The new directions, effective from January 1, 2027, are aimed at curbing mis-selling, strengthening customer consent requirements and improving transparency in the sale of both bank-owned and third-party financial products.
Under the framework, cooperative banks will be required to obtain explicit customer consent before offering or selling any financial product or service. Banks must clearly disclose key features, charges, interest rates, risks, lock-in conditions and exit terms before obtaining such consent.
For the first time, RBI has formally defined mis-selling in the cooperative banking sector. The definition includes the sale of unsuitable products, misleading or incomplete disclosures, sales without customer consent, compulsory bundling of products and other practices identified as mis-selling by financial regulators.

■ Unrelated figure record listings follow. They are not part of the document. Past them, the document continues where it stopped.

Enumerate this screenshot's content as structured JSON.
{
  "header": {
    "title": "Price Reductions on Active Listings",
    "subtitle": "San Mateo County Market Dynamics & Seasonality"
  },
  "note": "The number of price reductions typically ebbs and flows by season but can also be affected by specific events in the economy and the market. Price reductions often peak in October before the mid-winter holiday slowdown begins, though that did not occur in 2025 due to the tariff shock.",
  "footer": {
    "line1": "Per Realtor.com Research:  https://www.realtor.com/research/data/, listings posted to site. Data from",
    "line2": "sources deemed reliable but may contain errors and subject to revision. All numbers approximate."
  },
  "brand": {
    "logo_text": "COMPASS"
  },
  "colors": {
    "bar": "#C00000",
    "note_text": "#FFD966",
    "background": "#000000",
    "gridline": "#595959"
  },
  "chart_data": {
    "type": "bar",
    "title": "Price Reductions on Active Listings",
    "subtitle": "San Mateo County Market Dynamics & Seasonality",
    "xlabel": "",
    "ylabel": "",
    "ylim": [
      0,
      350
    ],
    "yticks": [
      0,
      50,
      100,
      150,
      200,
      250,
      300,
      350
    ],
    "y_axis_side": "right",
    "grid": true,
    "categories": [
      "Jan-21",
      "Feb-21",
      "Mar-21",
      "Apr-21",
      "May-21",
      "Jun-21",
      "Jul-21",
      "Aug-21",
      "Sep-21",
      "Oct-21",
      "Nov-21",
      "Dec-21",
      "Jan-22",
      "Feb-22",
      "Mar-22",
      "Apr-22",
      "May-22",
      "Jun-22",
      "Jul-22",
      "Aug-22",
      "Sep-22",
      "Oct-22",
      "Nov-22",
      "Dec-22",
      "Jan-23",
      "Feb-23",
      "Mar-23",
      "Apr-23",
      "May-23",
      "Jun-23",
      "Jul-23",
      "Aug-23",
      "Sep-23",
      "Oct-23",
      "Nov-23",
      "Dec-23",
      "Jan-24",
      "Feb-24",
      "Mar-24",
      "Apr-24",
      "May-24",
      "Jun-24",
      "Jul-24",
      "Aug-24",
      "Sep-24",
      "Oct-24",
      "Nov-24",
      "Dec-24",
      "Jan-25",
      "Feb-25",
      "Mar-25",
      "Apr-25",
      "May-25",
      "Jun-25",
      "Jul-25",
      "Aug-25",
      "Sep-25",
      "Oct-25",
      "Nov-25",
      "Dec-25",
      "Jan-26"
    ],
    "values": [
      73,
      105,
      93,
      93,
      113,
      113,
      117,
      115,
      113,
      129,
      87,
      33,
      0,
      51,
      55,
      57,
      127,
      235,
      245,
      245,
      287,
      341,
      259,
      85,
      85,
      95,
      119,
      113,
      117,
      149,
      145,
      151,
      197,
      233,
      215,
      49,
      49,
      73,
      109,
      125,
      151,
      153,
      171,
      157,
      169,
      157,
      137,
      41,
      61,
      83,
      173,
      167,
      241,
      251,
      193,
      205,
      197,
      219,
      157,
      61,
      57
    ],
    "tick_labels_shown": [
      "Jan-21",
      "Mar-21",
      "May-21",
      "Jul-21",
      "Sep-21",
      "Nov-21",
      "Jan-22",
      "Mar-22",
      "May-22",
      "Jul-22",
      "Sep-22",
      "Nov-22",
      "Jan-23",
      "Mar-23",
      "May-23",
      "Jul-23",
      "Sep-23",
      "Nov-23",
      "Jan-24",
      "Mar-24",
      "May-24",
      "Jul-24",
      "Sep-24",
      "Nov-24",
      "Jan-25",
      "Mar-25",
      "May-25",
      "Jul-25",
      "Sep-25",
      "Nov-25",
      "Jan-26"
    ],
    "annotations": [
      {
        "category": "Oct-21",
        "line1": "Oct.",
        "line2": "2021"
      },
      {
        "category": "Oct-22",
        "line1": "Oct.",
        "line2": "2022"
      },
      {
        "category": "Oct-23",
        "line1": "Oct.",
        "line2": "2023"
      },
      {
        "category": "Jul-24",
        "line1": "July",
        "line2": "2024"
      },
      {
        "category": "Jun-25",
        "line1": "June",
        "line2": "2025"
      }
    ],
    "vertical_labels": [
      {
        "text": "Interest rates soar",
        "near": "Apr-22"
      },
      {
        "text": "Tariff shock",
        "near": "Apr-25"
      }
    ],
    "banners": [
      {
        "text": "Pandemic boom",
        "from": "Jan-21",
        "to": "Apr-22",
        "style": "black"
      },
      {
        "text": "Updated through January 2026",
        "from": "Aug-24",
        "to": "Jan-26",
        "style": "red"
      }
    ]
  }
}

Banks will also be required to assess whether certain products are suitable and appropriate for customers based on factors such as age, income, financial literacy and risk profile.
In a significant move, RBI has prohibited the use of dark patterns, deceptive digital practices that manipulate customer decisions. The regulator has identified practices such as false urgency, basket sneaking, subscription traps, interface interference, bait-and-switch tactics and disguised advertisements as unacceptable.
The directions also require digital consent systems to ensure that customers review terms and conditions before giving consent. The default option for consent must be set to “No” or “I do not agree”.
RBI has further tightened oversight of Direct Selling Agents (DSAs) and Direct Marketing Agents (DMAs), requiring cooperative banks to maintain public lists of such agents, conduct due diligence and establish codes of conduct.
Where mis-selling is established, banks will be required to refund the entire amount paid by the customer and compensate for losses as per their approved policies.
The RBI said the revised framework was finalised after considering stakeholder feedback on draft directions released in February 2026.